There are around ten million arthritics in the UK, the majority having OA: I wouldn't be at all surprised if some of the friends at the reunion also have it. Right, time for a cuppa and a lie-down. DD

Glisten

Hi, thanks for your replies and support. Felt like I was feeling sorry for myself lol, needed a reminder that how I look is how I look and **** how others see me. I am going to my reunions using whatever I need that day whether it be my brilliant walker or my scooter and wearing my flat shoes.
It was so nice to be able to have a moan with other people who know what I am feeling, and also good for me to remember that their are others who have it worse than me. I think it will be good for me being on here, I can get support and people to moan to when I need it and a kick up the backside when I need it too.
Mike hope you manage to get it together to get yourself out there soon. I have 2 dogs and they have to go out so I have to get out regularly with them, maybe you could take your cat out for a walk lol.
Glisten

Glisten

Hi, thanks for your replies and support. Felt like I was feeling sorry for myself lol, needed a reminder that how I look is how I look and **** how others see me. I am going to my reunions using whatever I need that day whether it be my brilliant walker or my scooter and wearing my flat shoes.
It was so nice to be able to have a moan with other people who know what I am feeling, and also good for me to remember that their are others who have it worse than me. I think it will be good for me being on here, I can get support and people to moan to when I need it and a kick up the backside when I need it too.
Mike hope you manage to get it together to get yourself out there soon.

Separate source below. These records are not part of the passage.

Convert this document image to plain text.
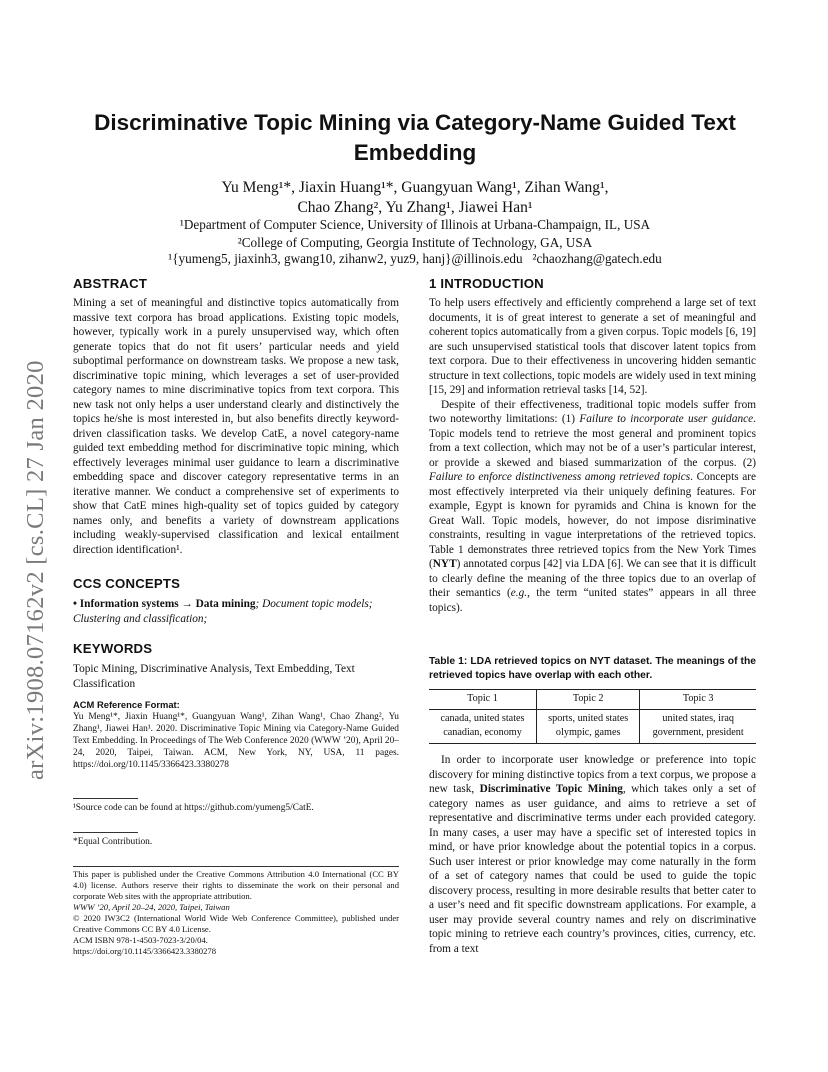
arXiv:1908.07162v2 [cs.CL] 27 Jan 2020
Discriminative Topic Mining via Category-Name Guided Text Embedding
Yu Meng¹*, Jiaxin Huang¹*, Guangyuan Wang¹, Zihan Wang¹,
Chao Zhang², Yu Zhang¹, Jiawei Han¹
¹Department of Computer Science, University of Illinois at Urbana-Champaign, IL, USA
²College of Computing, Georgia Institute of Technology, GA, USA
¹{yumeng5, jiaxinh3, gwang10, zihanw2, yuz9, hanj}@illinois.edu   ²chaozhang@gatech.edu
ABSTRACT

Mining a set of meaningful and distinctive topics automatically from massive text corpora has broad applications. Existing topic models, however, typically work in a purely unsupervised way, which often generate topics that do not fit users’ particular needs and yield suboptimal performance on downstream tasks. We propose a new task, discriminative topic mining, which leverages a set of user-provided category names to mine discriminative topics from text corpora. This new task not only helps a user understand clearly and distinctively the topics he/she is most interested in, but also benefits directly keyword-driven classification tasks. We develop CatE, a novel category-name guided text embedding method for discriminative topic mining, which effectively leverages minimal user guidance to learn a discriminative embedding space and discover category representative terms in an iterative manner. We conduct a comprehensive set of experiments to show that CatE mines high-quality set of topics guided by category names only, and benefits a variety of downstream applications including weakly-supervised classification and lexical entailment direction identification¹.

CCS CONCEPTS

• Information systems → Data mining; Document topic models; Clustering and classification;

KEYWORDS

Topic Mining, Discriminative Analysis, Text Embedding, Text Classification

ACM Reference Format:

Yu Meng¹*, Jiaxin Huang¹*, Guangyuan Wang¹, Zihan Wang¹, Chao Zhang², Yu Zhang¹, Jiawei Han¹. 2020. Discriminative Topic Mining via Category-Name Guided Text Embedding. In Proceedings of The Web Conference 2020 (WWW ’20), April 20–24, 2020, Taipei, Taiwan. ACM, New York, NY, USA, 11 pages. https://doi.org/10.1145/3366423.3380278

¹Source code can be found at https://github.com/yumeng5/CatE.
*Equal Contribution.

This paper is published under the Creative Commons Attribution 4.0 International (CC BY 4.0) license. Authors reserve their rights to disseminate the work on their personal and corporate Web sites with the appropriate attribution.

WWW ’20, April 20–24, 2020, Taipei, Taiwan

© 2020 IW3C2 (International World Wide Web Conference Committee), published under Creative Commons CC BY 4.0 License.

ACM ISBN 978-1-4503-7023-3/20/04.

https://doi.org/10.1145/3366423.3380278

1 INTRODUCTION

To help users effectively and efficiently comprehend a large set of text documents, it is of great interest to generate a set of meaningful and coherent topics automatically from a given corpus. Topic models [6, 19] are such unsupervised statistical tools that discover latent topics from text corpora. Due to their effectiveness in uncovering hidden semantic structure in text collections, topic models are widely used in text mining [15, 29] and information retrieval tasks [14, 52].

Despite of their effectiveness, traditional topic models suffer from two noteworthy limitations: (1) Failure to incorporate user guidance. Topic models tend to retrieve the most general and prominent topics from a text collection, which may not be of a user’s particular interest, or provide a skewed and biased summarization of the corpus. (2) Failure to enforce distinctiveness among retrieved topics. Concepts are most effectively interpreted via their uniquely defining features. For example, Egypt is known for pyramids and China is known for the Great Wall. Topic models, however, do not impose disriminative constraints, resulting in vague interpretations of the retrieved topics. Table 1 demonstrates three retrieved topics from the New York Times (NYT) annotated corpus [42] via LDA [6]. We can see that it is difficult to clearly define the meaning of the three topics due to an overlap of their semantics (e.g., the term “united states” appears in all three topics).

Table 1: LDA retrieved topics on NYT dataset. The meanings of the retrieved topics have overlap with each other.
Topic 1	Topic 2	Topic 3
canada, united states	sports, united states	united states, iraq
canadian, economy	olympic, games	government, president

In order to incorporate user knowledge or preference into topic discovery for mining distinctive topics from a text corpus, we propose a new task, Discriminative Topic Mining, which takes only a set of category names as user guidance, and aims to retrieve a set of representative and discriminative terms under each provided category. In many cases, a user may have a specific set of interested topics in mind, or have prior knowledge about the potential topics in a corpus. Such user interest or prior knowledge may come naturally in the form of a set of category names that could be used to guide the topic discovery process, resulting in more desirable results that better cater to a user’s need and fit specific downstream applications. For example, a user may provide several country names and rely on discriminative topic mining to retrieve each country’s provinces, cities, currency, etc. from a text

I have 2 dogs and they have to go out so I have to get out regularly with them, maybe you could take your cat out for a walk lol.
Glisten

stickywicket

Oh yes! Go for it and make sure you enjoy it

Rest assured that, despite the limitations of arthritis, we are brilliant kickers up the backside. It's good physio

OK a confession. I did take our cat for a walk on a lead. In my defence, at the time she was old, she had heart failure and very occasional epileptic fits and she seemed, in the end, to not be sure either where she wanted to go or which way was home. I didn't take her far and, if the neighbours wondered if I was the one with potential dementia not the cat, they were kind enough not to mention it.